La crisis migratoria que desbordó Ceuta a finales de julio ha dado paso, apenas dos semanas después, a una respuesta diferente ante los llamamientos para intentar nuevos cruces este 15 de agosto. El Gobierno ha reforzado la coordinación entre departamentos, ha aumentado su presencia institucional y ha utilizado los canales oficiales para contrarrestar los mensajes que circulaban en redes sociales.

El dispositivo se activó después de que los servicios de información detectaran convocatorias para intentar una nueva entrada colectiva. Paralelamente, Marruecos desplegó miles de efectivos alrededor de Fnideq (Castillejos) y reforzó los controles en las carreteras que conducen hacia la frontera.

La jornada terminó sin una entrada de las dimensiones registradas a finales de julio. Las fuerzas marroquíes comunicaron la detención de cientos de personas que trataban de aproximarse a Ceuta, mientras el paso fronterizo y la costa española permanecían bajo vigilancia reforzada.

Un discurso más contundente

Uno de los cambios más visibles se ha producido en el lenguaje utilizado por el Ejecutivo. El ministro de Asuntos Exteriores, José Manuel Albares, aseguró durante su visita a Ceuta que “hasta la última persona” que hubiera entrado irregularmente en España regresaría a Marruecos, y vinculó esa posibilidad a la “voluntad expresa” de Rabat.

La advertencia pretende dejar claro que acceder de forma irregular a Ceuta no supone automáticamente poder permanecer en España ni continuar hacia otros países europeos.

Ese mensaje, sin embargo, está sujeto a los límites de la legislación. Las solicitudes de protección internacional deben tramitarse conforme a las garantías previstas y los menores extranjeros no acompañados están sometidos a procedimientos específicos en los que debe prevalecer su interés superior. Por tanto, las devoluciones no pueden aplicarse de manera automática a todos los casos, aunque el Gobierno haya elevado durante estos días el tono de sus advertencias públicas.

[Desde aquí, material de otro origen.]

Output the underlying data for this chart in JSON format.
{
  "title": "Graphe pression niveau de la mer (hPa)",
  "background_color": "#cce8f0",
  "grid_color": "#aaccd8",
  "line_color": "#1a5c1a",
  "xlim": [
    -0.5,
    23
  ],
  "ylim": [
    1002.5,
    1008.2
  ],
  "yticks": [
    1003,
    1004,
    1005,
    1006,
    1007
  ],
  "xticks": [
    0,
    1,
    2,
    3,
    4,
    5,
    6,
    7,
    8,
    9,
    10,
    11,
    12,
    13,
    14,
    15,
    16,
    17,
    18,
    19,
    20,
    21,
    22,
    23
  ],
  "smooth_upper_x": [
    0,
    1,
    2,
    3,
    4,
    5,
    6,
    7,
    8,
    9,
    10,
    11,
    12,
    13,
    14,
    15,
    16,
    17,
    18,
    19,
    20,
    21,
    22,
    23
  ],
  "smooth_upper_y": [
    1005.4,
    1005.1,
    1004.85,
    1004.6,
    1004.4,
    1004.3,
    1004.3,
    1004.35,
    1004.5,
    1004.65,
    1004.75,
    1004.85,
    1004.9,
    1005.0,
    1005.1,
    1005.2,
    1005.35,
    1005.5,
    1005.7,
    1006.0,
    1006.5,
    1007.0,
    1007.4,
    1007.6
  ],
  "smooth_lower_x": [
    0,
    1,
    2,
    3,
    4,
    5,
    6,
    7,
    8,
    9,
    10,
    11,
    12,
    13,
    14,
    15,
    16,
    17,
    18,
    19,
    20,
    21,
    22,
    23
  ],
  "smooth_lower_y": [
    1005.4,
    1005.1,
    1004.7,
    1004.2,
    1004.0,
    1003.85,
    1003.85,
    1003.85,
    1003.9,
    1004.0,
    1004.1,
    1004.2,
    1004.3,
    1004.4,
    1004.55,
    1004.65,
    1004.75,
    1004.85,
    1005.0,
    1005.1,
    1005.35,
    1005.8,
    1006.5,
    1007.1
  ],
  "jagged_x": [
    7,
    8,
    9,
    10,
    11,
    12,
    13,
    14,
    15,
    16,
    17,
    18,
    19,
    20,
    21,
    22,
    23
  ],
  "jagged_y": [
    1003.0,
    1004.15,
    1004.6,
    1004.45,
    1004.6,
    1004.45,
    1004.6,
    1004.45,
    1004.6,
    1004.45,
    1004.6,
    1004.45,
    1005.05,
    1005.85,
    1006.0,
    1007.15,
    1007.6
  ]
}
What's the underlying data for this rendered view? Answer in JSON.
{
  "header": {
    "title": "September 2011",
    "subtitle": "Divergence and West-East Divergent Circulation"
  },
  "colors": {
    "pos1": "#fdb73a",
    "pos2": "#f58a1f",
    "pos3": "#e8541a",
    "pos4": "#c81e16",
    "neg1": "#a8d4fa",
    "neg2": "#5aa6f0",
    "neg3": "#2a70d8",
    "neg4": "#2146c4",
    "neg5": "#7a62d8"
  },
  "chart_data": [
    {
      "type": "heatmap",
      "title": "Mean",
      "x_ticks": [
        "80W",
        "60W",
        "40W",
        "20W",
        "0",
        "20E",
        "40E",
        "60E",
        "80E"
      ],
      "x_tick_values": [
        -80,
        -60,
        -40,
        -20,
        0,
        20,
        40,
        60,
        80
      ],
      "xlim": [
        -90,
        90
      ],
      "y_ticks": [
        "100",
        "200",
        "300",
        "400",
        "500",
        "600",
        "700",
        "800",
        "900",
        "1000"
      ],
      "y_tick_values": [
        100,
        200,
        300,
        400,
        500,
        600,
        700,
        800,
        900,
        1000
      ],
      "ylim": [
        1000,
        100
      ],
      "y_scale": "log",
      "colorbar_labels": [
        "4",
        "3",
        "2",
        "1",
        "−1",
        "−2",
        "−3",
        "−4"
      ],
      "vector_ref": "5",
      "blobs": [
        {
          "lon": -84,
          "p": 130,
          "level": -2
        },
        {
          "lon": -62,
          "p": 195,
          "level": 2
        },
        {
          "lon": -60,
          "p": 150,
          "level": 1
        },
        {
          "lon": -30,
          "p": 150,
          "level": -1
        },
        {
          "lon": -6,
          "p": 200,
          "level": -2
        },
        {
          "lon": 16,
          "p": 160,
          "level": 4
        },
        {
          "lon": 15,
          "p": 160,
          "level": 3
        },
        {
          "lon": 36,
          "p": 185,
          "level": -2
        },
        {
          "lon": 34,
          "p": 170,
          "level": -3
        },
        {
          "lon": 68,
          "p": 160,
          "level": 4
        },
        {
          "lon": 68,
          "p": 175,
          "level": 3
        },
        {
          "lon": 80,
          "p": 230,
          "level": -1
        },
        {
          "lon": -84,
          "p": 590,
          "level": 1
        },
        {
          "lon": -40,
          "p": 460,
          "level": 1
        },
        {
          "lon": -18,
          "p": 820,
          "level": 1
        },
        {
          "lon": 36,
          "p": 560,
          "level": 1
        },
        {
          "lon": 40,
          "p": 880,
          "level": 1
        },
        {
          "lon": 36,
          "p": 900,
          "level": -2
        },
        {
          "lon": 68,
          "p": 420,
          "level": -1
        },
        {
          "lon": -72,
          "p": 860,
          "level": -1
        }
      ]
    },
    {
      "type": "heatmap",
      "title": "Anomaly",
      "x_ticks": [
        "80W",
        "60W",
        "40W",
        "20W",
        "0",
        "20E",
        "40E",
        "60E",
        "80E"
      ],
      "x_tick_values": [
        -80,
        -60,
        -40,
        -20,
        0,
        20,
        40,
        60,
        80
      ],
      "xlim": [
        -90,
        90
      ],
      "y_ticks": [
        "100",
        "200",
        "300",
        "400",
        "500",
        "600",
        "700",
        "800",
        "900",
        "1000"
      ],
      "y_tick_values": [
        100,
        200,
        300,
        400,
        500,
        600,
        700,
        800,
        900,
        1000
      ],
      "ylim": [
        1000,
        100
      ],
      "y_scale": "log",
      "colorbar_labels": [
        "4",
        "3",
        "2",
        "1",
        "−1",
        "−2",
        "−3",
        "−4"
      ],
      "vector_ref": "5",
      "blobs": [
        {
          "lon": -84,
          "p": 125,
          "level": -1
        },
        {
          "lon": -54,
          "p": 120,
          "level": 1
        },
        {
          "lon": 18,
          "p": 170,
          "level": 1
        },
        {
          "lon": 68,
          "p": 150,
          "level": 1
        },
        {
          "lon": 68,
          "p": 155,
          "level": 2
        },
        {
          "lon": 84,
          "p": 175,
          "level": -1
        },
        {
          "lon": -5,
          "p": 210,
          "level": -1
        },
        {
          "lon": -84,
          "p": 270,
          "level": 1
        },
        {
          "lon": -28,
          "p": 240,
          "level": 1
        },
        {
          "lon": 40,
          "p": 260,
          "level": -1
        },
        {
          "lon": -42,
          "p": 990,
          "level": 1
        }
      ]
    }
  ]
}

La batalla contra los bulos llega a las redes

La comunicación institucional también ha cambiado. Después de que durante la crisis de julio circularan mensajes sobre las supuestas posibilidades de permanecer en España tras entrar irregularmente, las instituciones han intervenido esta vez directamente en los mismos canales donde se difundían las nuevas convocatorias.

La Embajada de España en Marruecos ha publicado mensajes recordando que entrar irregularmente en Ceuta o Melilla no concede el derecho a permanecer en España ni a acceder al resto de Europa. La Guardia Civil se ha sumado con comunicaciones destinadas a disuadir de los intentos de cruce, especialmente por mar, y advertir de los riesgos para la vida.

La diferencia respecto a finales de julio está en el momento de la intervención: los mensajes oficiales comenzaron a difundirse antes de que la convocatoria del 15-A pudiera traducirse en una llegada masiva a la frontera.

La cooperación con Marruecos, clave

El despliegue español explica sólo una parte de lo sucedido. Las autoridades marroquíes reforzaron durante toda la semana los accesos a Fnideq, la vigilancia en zonas montañosas y el control marítimo. Miles de agentes participaron en un operativo destinado a impedir que grandes grupos alcanzasen el perímetro fronterizo.

La cooperación con Rabat continúa siendo, por tanto, uno de los elementos centrales de la respuesta española. También resulta fundamental para ejecutar los retornos de aquellas personas cuya devolución pueda realizarse conforme a la legislación.

Esa dependencia de la coordinación bilateral ayuda a explicar el tono prudente que el Ejecutivo ha mantenido hacia Marruecos durante la crisis, incluso mientras se sucedían las actuaciones policiales a ambos lados de la frontera.

Los menores, la principal tarea pendiente

La situación más compleja continúa siendo la de los menores extranjeros no acompañados. El Gobierno ha puesto durante estos días el acento en la reagrupación familiar cuando pueda realizarse con garantías. Tanto el Ejecutivo central como el Gobierno ceutí han señalado esa vía como prioritaria antes de plantear otras soluciones.

Cualquier retorno debe estudiarse de manera individual y atender al interés superior del menor. Cuando esa opción no sea posible, continúa vigente el mecanismo de distribución entre comunidades autónomas aprobado para aliviar situaciones de especial presión migratoria.

Este último asunto ha ocupado menos espacio en el discurso público durante la semana, mientras los mensajes institucionales se concentraban en evitar nuevos cruces y en reforzar la idea de que entrar irregularmente en Ceuta no garantiza el traslado a la Península.

Si bien la convocatoria no desembocó en otra entrada masiva, buena parte del trabajo sigue abierto dentro de Ceuta, habida cuenta de que los retornos continúan y la situación de los menores sigue pendiente de resolverse.